Technical Analysis: Why This Approach Deserves Attention

A Systematic Response to the Non-Markovian Problem

In robotics and reinforcement learning, non-Markovian behavior has long been a classic challenge. Previous solutions typically relied on recurrent neural networks (such as LSTMs) or Transformer attention mechanisms to implicitly model historical dependencies. However, these methods often face gradient vanishing, excessive computational overhead, or attention dilution in long-sequence scenarios.

CodeGraphVLP adopts the semantic graph as an explicit state representation, offering a more elegant and interpretable solution path. The semantic graph can be viewed as a form of "external memory" whose updates and queries carry clear semantic meaning, facilitating debugging and verification.

Reliability and Scalability of Code Planning

Using code as a planning medium is not entirely new — prior work such as Google's Code-as-Policies has explored this direction. However, CodeGraphVLP's innovation lies in deeply integrating code planning with structured scene representation, enabling the code not only to call low-level action primitives but also to directly manipulate and query the semantic graph, achieving a true "perception-planning closed loop."

Moreover, the modular nature of code means that new manipulation skills can be encapsulated as functions and reused, providing a natural interface for continuous learning and capability expansion.
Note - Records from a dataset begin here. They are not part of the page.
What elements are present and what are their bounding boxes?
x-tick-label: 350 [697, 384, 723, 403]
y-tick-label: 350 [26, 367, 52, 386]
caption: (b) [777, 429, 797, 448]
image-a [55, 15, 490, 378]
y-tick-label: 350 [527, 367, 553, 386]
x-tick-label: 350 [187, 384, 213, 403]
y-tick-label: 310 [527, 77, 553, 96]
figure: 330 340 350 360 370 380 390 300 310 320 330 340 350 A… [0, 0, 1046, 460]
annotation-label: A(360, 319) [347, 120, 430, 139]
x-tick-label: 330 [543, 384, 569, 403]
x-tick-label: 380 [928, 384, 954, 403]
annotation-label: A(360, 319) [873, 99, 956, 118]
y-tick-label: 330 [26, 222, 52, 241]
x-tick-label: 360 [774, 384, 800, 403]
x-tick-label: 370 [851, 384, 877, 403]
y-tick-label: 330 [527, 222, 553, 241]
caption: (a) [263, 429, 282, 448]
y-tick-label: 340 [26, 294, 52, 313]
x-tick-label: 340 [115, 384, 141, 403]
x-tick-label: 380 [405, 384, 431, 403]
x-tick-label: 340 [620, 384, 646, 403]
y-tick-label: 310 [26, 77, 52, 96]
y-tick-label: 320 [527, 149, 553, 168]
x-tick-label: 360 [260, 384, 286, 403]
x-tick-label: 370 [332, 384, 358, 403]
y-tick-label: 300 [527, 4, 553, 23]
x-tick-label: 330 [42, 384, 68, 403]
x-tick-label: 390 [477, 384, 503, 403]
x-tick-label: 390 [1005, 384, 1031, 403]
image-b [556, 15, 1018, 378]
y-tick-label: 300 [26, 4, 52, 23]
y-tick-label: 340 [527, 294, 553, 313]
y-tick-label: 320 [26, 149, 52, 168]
Alignment with Current VLA Research Trends

Recently, research enthusiasm for VLA models has been surging in both academia and industry. From Google DeepMind's RT series to Tsinghua University's RoboFlamingo, various groups are exploring how to make large models truly drive robot manipulation. CodeGraphVLP's work reveals an important insight: simply scaling up model size or training data may not be sufficient to solve long-horizon manipulation problems — introducing structured intermediate representations and explicit planning mechanisms is equally critical.

Potential Impact and Limitations

From an application perspective, CodeGraphVLP's framework design holds significant reference value for scenarios requiring long-horizon complex manipulation, such as home service robots, industrial assembly, and warehouse logistics. In these scenarios, tasks often involve dozens of steps, object states change frequently, and environments contain numerous distractors.

Of course, the approach also faces some unresolved challenges. The construction and maintenance of semantic graphs depend on reliable object detection and tracking systems, which remain an active research topic in open-world environments. Additionally, the quality of the code planner's output depends on the capabilities of the underlying LLM, and its generalization ability when facing out-of-distribution tasks still requires validation.

Outlook: Toward Truly General-Purpose Robot Intelligence

CodeGraphVLP's research provides a clear technical roadmap for the evolution of VLA models: from "shortsighted reactive policies" to "cognitive systems with memory and planning capabilities." As LLMs continue to improve in code generation and 3D scene understanding technologies advance, this "code planning + semantic graph state" paradigm is poised to become a critical building block for next-generation robot operating systems.

At the intersection of Artificial General Intelligence (AGI) and Embodied AI, enabling robots to not only "see" but also "remember" and "think ahead" will be the key to determining whether robots can truly enter everyday life. CodeGraphVLP has taken a solid step in this direction.